Oh, probably not. Because we'd all assume that he didn't have Kerberos or didn't want to use it. What gets me is going to all the work to set up Kerberos and then not getting the benefit of it.
I know it's common, and it's hard to avoid, but it bugs me.
But I only jumped in because there was a lot of confusion over just how Kerberos authentication works. Sending a password to the server which then checks it against the Kerberos KDC is *not* Kerberos authentication. That's not the Kerberos protocol. If that's what you want to do, then OpenLDAP does indeed support it, and sometimes that's what you have to do, but you should know that it's not Kerberos and you're losing the security benefit from Kerberos by doing that.
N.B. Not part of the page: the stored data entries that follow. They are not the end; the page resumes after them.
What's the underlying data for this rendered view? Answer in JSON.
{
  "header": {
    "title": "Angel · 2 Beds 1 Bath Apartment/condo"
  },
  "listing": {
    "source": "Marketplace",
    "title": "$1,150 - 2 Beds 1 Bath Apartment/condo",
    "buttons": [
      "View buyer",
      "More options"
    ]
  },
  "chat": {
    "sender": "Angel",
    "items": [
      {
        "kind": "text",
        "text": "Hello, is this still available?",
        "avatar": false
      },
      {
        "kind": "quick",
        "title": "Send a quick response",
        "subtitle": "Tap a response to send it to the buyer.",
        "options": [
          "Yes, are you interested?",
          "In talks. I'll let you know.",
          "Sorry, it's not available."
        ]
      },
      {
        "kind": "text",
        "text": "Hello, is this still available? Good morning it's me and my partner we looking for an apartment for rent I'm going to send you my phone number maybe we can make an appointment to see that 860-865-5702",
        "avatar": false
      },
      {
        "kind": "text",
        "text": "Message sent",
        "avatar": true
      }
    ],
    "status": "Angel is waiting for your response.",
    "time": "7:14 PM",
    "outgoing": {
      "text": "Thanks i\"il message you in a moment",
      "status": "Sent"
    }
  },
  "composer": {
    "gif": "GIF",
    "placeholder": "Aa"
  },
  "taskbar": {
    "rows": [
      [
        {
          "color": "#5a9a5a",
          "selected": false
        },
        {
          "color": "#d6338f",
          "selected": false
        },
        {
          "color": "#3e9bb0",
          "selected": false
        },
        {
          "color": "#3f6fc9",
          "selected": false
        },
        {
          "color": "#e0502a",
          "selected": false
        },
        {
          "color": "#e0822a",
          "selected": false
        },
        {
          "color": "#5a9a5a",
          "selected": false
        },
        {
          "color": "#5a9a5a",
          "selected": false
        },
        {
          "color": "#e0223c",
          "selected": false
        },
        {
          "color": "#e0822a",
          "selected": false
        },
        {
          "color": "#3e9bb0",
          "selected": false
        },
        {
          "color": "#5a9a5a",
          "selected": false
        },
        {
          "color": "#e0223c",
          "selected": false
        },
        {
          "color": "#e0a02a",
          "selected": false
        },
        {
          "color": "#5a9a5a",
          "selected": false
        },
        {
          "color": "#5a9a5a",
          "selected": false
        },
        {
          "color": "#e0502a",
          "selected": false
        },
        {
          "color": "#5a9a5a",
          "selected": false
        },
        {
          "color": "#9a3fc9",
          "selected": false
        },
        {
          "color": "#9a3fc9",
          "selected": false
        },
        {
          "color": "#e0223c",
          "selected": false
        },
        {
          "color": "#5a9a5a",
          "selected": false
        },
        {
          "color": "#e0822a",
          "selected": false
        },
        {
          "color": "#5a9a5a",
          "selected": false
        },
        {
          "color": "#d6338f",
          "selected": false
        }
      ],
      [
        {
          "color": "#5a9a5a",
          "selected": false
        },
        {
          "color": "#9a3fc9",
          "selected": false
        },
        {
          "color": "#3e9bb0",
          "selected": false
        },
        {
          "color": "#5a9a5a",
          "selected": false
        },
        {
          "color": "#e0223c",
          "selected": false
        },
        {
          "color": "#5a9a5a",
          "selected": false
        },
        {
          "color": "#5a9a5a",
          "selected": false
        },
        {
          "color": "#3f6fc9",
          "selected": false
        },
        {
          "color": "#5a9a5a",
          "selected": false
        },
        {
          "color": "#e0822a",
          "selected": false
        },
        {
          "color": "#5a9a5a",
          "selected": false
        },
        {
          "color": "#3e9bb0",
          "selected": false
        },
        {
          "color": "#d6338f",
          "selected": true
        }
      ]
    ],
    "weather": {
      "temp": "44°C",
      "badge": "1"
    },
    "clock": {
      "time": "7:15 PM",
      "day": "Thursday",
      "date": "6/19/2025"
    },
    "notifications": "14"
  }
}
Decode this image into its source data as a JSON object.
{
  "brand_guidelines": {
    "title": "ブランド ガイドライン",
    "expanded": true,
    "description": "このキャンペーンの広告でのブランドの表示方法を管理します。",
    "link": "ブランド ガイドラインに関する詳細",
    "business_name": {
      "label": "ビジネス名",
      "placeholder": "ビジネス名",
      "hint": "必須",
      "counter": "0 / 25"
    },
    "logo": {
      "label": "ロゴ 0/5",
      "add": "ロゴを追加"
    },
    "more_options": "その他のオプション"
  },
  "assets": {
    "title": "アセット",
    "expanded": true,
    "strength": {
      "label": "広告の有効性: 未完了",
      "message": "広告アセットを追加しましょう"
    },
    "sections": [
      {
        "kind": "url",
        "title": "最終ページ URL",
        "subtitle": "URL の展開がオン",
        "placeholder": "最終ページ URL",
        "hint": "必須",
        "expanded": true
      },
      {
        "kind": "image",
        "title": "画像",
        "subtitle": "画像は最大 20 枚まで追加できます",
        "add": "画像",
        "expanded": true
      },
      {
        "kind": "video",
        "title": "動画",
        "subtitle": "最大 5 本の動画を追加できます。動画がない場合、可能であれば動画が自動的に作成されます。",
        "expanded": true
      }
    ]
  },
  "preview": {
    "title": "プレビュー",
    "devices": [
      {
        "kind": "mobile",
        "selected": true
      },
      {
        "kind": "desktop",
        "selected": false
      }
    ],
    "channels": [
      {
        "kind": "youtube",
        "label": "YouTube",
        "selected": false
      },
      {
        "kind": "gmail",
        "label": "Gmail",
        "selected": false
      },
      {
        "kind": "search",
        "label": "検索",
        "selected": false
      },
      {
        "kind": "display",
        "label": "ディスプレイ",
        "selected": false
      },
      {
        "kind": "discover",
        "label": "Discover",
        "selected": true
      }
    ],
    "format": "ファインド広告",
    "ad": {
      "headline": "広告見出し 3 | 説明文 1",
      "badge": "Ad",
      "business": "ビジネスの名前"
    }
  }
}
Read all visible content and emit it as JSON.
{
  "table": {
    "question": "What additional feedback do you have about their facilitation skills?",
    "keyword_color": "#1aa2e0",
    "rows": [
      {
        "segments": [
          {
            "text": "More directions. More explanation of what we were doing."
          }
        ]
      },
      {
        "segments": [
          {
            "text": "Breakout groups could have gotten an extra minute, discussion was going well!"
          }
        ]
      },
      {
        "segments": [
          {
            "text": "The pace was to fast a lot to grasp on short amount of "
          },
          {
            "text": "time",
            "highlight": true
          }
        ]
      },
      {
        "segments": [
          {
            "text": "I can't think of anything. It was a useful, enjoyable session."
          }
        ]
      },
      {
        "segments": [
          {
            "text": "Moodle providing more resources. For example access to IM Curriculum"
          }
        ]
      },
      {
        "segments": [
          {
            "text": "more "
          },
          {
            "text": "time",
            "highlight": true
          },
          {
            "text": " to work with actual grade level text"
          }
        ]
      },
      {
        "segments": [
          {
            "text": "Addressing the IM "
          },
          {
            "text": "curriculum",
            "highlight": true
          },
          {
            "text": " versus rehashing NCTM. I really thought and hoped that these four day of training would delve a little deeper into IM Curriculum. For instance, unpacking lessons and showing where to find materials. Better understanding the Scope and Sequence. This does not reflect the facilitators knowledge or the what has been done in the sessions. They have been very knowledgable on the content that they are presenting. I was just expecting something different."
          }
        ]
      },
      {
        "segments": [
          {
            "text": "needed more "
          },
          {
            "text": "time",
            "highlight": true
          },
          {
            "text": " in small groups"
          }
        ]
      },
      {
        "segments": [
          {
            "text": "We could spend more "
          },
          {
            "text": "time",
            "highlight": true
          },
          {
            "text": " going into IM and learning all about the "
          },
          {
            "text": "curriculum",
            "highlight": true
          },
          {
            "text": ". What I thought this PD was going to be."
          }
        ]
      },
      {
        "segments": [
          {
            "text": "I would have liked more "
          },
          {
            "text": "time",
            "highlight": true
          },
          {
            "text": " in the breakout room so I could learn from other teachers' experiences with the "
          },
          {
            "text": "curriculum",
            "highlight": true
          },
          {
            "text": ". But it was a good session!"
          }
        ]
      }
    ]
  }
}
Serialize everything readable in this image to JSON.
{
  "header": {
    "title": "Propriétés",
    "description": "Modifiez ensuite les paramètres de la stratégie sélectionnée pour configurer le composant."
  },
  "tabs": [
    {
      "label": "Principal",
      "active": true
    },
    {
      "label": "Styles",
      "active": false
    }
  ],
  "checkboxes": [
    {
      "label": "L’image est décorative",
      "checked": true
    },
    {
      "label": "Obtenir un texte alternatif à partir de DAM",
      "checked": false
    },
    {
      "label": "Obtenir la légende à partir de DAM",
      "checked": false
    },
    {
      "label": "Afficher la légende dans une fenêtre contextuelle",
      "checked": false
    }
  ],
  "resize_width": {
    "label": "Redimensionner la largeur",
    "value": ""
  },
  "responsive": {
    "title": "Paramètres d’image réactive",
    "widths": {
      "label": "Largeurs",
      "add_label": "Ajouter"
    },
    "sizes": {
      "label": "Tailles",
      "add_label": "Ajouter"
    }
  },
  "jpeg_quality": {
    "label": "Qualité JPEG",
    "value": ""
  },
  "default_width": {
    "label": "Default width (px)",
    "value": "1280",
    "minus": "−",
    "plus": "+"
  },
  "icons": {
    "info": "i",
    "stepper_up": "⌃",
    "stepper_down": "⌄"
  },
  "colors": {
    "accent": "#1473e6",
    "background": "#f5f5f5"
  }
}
SASL is what you do when you implement Kerberos properly. Evolution is not doing this. It's either implementing a broken version of SASL where it only implements a single mechanism (PLAIN), or it's actually not doing SASL at all (most likely). The problem is exactly that Evolution is not properly implementing Kerberos SASL mechanisms.
Would you agree that any application which does not support the full range of SASL mechanisms is broken?
When the same application already supports the full range of SASL mechanisms for IMAP? When the application is on a platform (Linux) with client libraries generally already available for doing LDAP queries with proper full SASL support? Yes, absolutely, without question.
What about simple binds? Would you suggest that OpenLDAP remove all support for simple binds? If not, why not?
We disable simple binds (apart from anonymous; I don't recall if that's considered simple or not) on our LDAP servers. I don't think removing all support for them is a good idea because backward compatibility with broken software is frequently required in the real world. But that doesn't make the software not broken.